When two people share a life together and have little to nothing in common, there's little they enjoy together and that, in and of itself, can create loneliness and longing for something different.



Put simply, Osipi, she was looking for the person who could wave a magic wand and make everything better, ie erase the pain of the past and ensure a happy ever after future, rather like we say "There, there" to a child and, despite the outer sophistication she acquired, Diana's inner child was never far from the surface, SUCH was her need to be unconditionally loved. Who better to do this than the most -in her 'child's' eyes- than the most powerful man in the country, the Prince of Wales? Trouble was, like most small children, she had no conception that he'd have needs of his own. At the time of their marriage, it's very likely Charles was her hero. Hero's don't have the same needs as lesser mortals, do they?

You're correct in that she probably wasn't comfortable with her own company. It's likely that she needed the validation and approval of another for her to be visible in her own eyes. Almost as if it needed another to ensure her she existed. This maybe why she performed her public duties so well. Her needs were being fed and she gave generously to those who fed her. Sadly, for her, the one person she'd depended on to feed her, was also hungry. It maybe that her insatiable need contributed to his looking elsewhere for his own 'food'.
 
But some of what several of you are talking about also describes the needs of an introvert versus the needs of an extrovert. Introverts like Charles need to recharge by being alone, especially after attending an event with lots of people. Extroverts like Diana get their energy from interacting with other people and are drained from being alone.
 
:previous: And right there lies the meat and the potatoes along with the gravy and hot biscuits of reasons that Diana and Charles shouldn't have gone into a marriage without really getting to know each other more intimately than they did. Its the oil and the vinegar reasons they'd never truly be compatible. :D

Now I'm hungry. Go figure. :whistling:
 
:previous: And right there lies the meat and the potatoes along with the gravy and hot biscuits of reasons that Diana and Charles shouldn't have gone into a marriage without really getting to know each other more intimately than they did. Its the oil and the vinegar reasons they'd never truly be compatible. :D

Now I'm hungry. Go figure. :whistling:

I was watching a documentary about Diana and Sarah yesterday. Where I learnt that both Diana and Andrew had known each other since half of their childhood and teenage years, they were in the same friend circle, they were around the same age. People thought they would end up marrying each other but everyone was shocked when Diana married Charles instead. Later it was Diana who introduced Sarah and Andrew
IMO mebye she got married to the wrong person
 
Yeps. The assumption that Diana and Andrew were perhaps slated to head to the altar was how Diana got her nickname "Duchess" or "Duch" at a young age.

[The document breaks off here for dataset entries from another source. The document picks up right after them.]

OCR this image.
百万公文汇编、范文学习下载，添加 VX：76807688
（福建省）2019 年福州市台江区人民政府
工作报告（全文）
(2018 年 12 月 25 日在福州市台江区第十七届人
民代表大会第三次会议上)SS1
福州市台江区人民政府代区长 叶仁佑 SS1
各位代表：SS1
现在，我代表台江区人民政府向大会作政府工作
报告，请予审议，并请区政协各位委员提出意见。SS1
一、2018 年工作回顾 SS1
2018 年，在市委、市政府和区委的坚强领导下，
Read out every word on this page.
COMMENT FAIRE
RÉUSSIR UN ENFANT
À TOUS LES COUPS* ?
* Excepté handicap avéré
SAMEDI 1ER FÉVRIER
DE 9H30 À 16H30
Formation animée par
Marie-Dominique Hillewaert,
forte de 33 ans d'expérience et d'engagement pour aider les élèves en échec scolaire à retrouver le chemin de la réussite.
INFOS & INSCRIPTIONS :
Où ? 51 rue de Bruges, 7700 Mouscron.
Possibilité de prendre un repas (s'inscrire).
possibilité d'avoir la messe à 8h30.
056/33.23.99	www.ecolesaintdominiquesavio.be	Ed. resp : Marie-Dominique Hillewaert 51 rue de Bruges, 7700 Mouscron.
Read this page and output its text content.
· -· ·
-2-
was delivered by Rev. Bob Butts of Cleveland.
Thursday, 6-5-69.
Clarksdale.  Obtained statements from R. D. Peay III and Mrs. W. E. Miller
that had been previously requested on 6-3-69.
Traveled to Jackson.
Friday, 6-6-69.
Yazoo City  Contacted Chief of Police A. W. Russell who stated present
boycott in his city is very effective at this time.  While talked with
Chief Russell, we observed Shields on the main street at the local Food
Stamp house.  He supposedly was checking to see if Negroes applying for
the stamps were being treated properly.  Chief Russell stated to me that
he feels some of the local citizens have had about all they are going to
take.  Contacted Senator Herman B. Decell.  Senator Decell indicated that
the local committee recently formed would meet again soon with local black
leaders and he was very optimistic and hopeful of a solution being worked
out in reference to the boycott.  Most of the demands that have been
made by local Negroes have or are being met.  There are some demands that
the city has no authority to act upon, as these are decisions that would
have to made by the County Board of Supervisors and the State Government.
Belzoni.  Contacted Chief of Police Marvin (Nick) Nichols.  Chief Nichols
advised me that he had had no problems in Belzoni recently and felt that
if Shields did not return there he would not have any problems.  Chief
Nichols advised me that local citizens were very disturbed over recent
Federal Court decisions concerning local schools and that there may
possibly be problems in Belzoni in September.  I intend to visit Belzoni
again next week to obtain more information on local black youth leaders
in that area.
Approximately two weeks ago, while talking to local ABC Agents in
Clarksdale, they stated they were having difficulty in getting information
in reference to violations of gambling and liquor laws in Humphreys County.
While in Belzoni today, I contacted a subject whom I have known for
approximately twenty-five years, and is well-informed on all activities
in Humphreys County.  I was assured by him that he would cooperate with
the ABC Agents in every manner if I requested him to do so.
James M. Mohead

However, I just can't picture Diana being happy as a Navy wife with Andrew off at sea so much. It sure didn't work wonders for Andrew and Sarah's marriage. ;)
 
I was watching a documentary about Diana and Sarah yesterday. Where I learnt that both Diana and Andrew had known each other since half of their childhood and teenage years, they were in the same friend circle, they were around the same age. People thought they would end up marrying each other but everyone was shocked when Diana married Charles instead. Later it was Diana who introduced Sarah and Andrew
IMO mebye she got married to the wrong person

I'd be very surprised if people really thought of them as a possible couple. THey played together as children, and she did joke about his being her friend as a kid but when she was old enough to get married at 19 or so, Andrew was still very young.. plus I think the old childhood friendship had been outgrown...and in any case Andrew and she would have been IMO even more oil and water than her and CHarles. He would have been away at his Naval posting.. He was bumptious and arrogant, and somewhat crude..
 
Andrew might of suited Diana in some ways..she was known to be slightly vulgar/crude at times as well. His kidding and joking would of suited her I think...but the separation might of been too much.